Paul SAVOIE Acte de création : entretiens Ottawa, l’Interligne, 2006.
Né en 1946 à Saint-Boniface et résident de Toronto, Paul Savoie fait figure de pionnier au sein des institutions littéraires canadiennes-françaises qui se sont développées à partir des années 1970. Son recueil Acte de création ((Dorénavant, le sigle AC suivi du folio indiquera les références à cet ouvrage.)) propose vingt entretiens avec des écrivains canadiens francophones à propos de leur processus créatif. Plutôt qu’une entrevue face à face traditionnelle, Savoie choisit d’envoyer des courriels à ses confrères écrivains, leur laissant ainsi le soin de développer leurs réponses à leur rythme. Le choix de Savoie de solliciter des amis confère au recueil un ton intime qui s’avère selon moi une lame à double tranchant : si elle permet aux écrivains de se confier plus facilement, la proximité donne toutefois l’impression au lecteur à certains moments d’interrompre une conversation en cours depuis vingt ans. Néanmoins, la relation de compagnonnage qui rend possible ces entretiens traduit admirablement la situation particulière des écrivains canadiens-français, qui s’apparente au concept de communitas qu’a développé Michel Biron : « Les rapports entre individus sont moins déterminés par une hiérarchie verticale que par une sorte de hiérarchie horizontale qui n’obéit pas à la logique d’un classement établi d’avance, mais à un système peu déterminé dans lequel tout est affaire de contiguïté, de voisinage » (Biron, 2000 : 13). Cet état d’esprit de l’écrivain évoluant dans le Canada francophone hors-Québec, véritable terra incognita où la littérature se développe en absence de tradition forte et où tout est à faire, on le retrouve chez tous les interlocuteurs de Savoie, qu’ils viennent de l’Ontario (Jean Marc Dalpé, Pierre Léon, Pierre Raphaël Pelletier, Antonio D’Alfonso, Didier Leclair, Marc LeMyre, Marguerite Andersen, Andrée Lacelle, Gabrielle Poulin, Robert Dickson), de l’Acadie (France Daigle, Gérald Leblanc, Dyane Léger, Herménégilde Chiasson), du Manitoba (Lise Gaboury-Diallo, J.R. Léveillé et Savoie lui-même) ou qu’ils soient des nomades ayant habité de nombreux pays (Natalie Stephens, Aurélie Resch, Hédi Bouraoui et Michelle Matteau).

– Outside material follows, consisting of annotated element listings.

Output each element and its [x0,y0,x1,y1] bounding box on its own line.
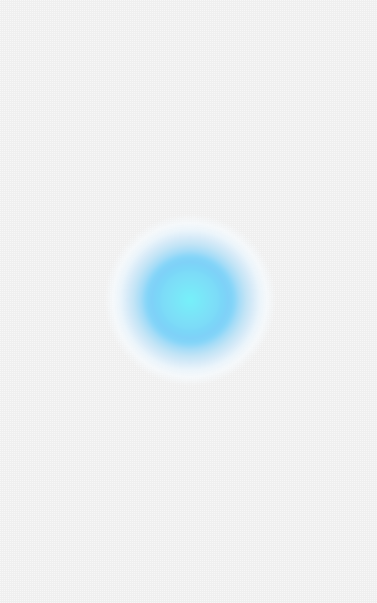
button[interactable]: Listening [104,214,276,386]
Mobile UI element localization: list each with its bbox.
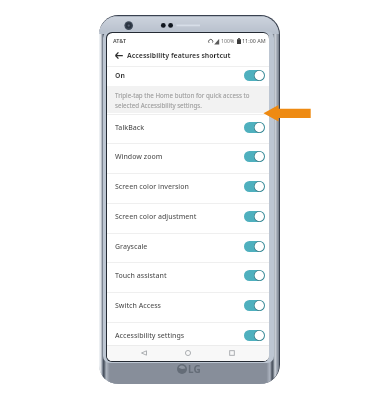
button[interactable]: Switch Access — [107, 292, 269, 322]
button[interactable]: Toggle on — [244, 300, 265, 311]
staticText: LG — [188, 362, 201, 376]
button[interactable]: Navigate up — [112, 49, 125, 62]
button[interactable]: Toggle on — [244, 241, 265, 252]
button[interactable]: Toggle on — [244, 151, 265, 162]
staticText: Triple-tap the Home button for quick acc… — [115, 91, 250, 109]
staticText: Accessibility settings — [115, 331, 185, 341]
button[interactable]: TalkBack — [107, 114, 269, 144]
button[interactable]: Toggle on — [244, 122, 265, 133]
button[interactable]: Toggle on — [244, 270, 265, 281]
button[interactable]: Toggle on — [244, 181, 265, 192]
staticText: Screen color inversion — [115, 182, 189, 192]
staticText: AT&T — [113, 37, 127, 44]
staticText: Touch assistant — [115, 271, 167, 281]
button[interactable]: Grayscale — [107, 233, 269, 263]
staticText: Accessibility features shortcut — [127, 51, 231, 60]
button[interactable]: Toggle on — [244, 70, 265, 81]
button[interactable]: Screen color adjustment — [107, 203, 269, 233]
button[interactable]: Touch assistant — [107, 262, 269, 292]
button[interactable]: On — [107, 66, 269, 86]
button[interactable]: Accessibility settings — [107, 322, 269, 352]
button[interactable]: Window zoom — [107, 143, 269, 173]
staticText: Switch Access — [115, 301, 161, 311]
button[interactable]: Back — [137, 346, 151, 360]
button[interactable]: Screen color inversion — [107, 173, 269, 203]
button[interactable]: Home — [181, 346, 195, 360]
staticText: On — [115, 71, 125, 80]
staticText: Window zoom — [115, 152, 163, 162]
staticText: 11:00 AM — [242, 37, 266, 44]
button[interactable]: Toggle on — [244, 330, 265, 341]
button[interactable]: Toggle on — [244, 211, 265, 222]
staticText: 100% — [221, 37, 235, 44]
staticText: TalkBack — [115, 123, 145, 133]
button[interactable]: Recent apps — [225, 346, 239, 360]
staticText: Screen color adjustment — [115, 212, 197, 222]
staticText: Grayscale — [115, 242, 148, 252]
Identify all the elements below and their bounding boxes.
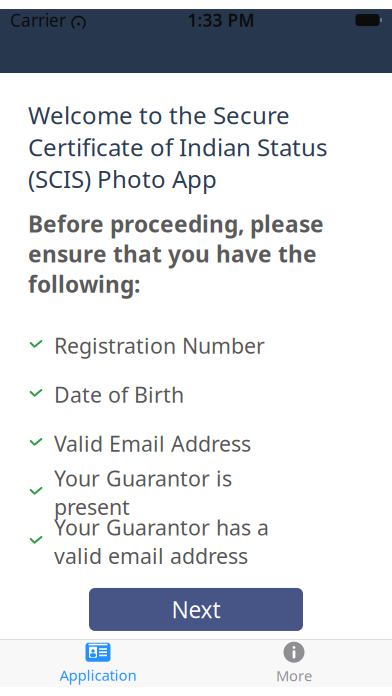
staticText: Before proceeding, please ensure that yo… bbox=[28, 209, 324, 299]
staticText: More bbox=[276, 666, 312, 685]
button[interactable]: More bbox=[196, 640, 392, 687]
staticText: Valid Email Address bbox=[54, 429, 251, 458]
button[interactable]: Next bbox=[89, 588, 303, 631]
staticText: Welcome to the Secure Certificate of Ind… bbox=[28, 99, 327, 195]
staticText: Next bbox=[172, 594, 220, 624]
staticText: Carrier bbox=[10, 8, 66, 32]
staticText bbox=[66, 8, 71, 32]
button[interactable]: Application bbox=[0, 640, 196, 687]
staticText: Date of Birth bbox=[54, 380, 184, 409]
staticText: Registration Number bbox=[54, 331, 265, 360]
staticText: 1:33 PM bbox=[188, 8, 254, 32]
staticText: Your Guarantor has a valid email address bbox=[54, 513, 269, 570]
staticText: Application bbox=[60, 665, 136, 685]
staticText: Your Guarantor is present bbox=[54, 464, 232, 521]
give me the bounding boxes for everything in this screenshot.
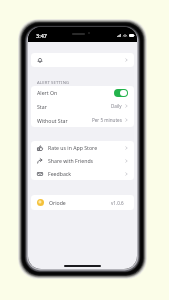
staticText: 3:47 <box>36 32 47 39</box>
staticText: Feedback <box>48 170 72 177</box>
staticText: ALERT SETTING <box>37 80 70 86</box>
staticText: Alert On <box>37 89 58 96</box>
button[interactable]: Alert On <box>31 86 134 99</box>
staticText: Star <box>37 103 47 110</box>
staticText: v1.0.6 <box>111 200 124 206</box>
staticText: Without Star <box>37 117 68 124</box>
staticText: Rate us in App Store <box>48 144 98 151</box>
button[interactable]: Feedback <box>31 167 134 180</box>
button[interactable]: Without Star <box>31 113 134 127</box>
button[interactable]: Notifications <box>31 53 134 67</box>
button[interactable]: Share with Friends <box>31 154 134 167</box>
staticText: Daily <box>111 103 122 109</box>
staticText: Share with Friends <box>48 157 94 164</box>
staticText: Per 5 minutes <box>92 117 122 123</box>
button[interactable]: Star <box>31 99 134 113</box>
staticText: Oriode <box>49 199 66 206</box>
button[interactable]: Rate us in App Store <box>31 141 134 154</box>
button[interactable]: Oriode <box>31 195 134 210</box>
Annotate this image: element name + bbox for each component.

Pour ces écrivains, la littérature ne se définit pas uniquement en fonction des œuvres et des lecteurs, mais aussi par le milieu littéraire et les sociabilités qu’il permet. C’est pourquoi ils insistent sur la place prépondérante des pairs dans leur démarche artistique. Comme l’explique Antonio D’Alfonso, « au Canada, ce sont les pairs qui déterminent l’avenir de l’expression artistique » (AC : 64). Devant un public peu nombreux et un soutien gouvernemental moins assuré qu’au Québec, les créateurs doivent s’épauler pour la survie du champ littéraire qu’ils cherchent à développer. Ainsi, on retrouve dans les entretiens un nombre prodigieux de références à des projets collectifs auxquels les auteurs ont participé et de mentions d’autres écrivains canadiens-français. Les interlocuteurs de Savoie, rappelons-le, ont contribué dans les années 1970 à édifier les institutions et maisons d’édition qui ont mené à la légitimation de ces littératures aujourd’hui.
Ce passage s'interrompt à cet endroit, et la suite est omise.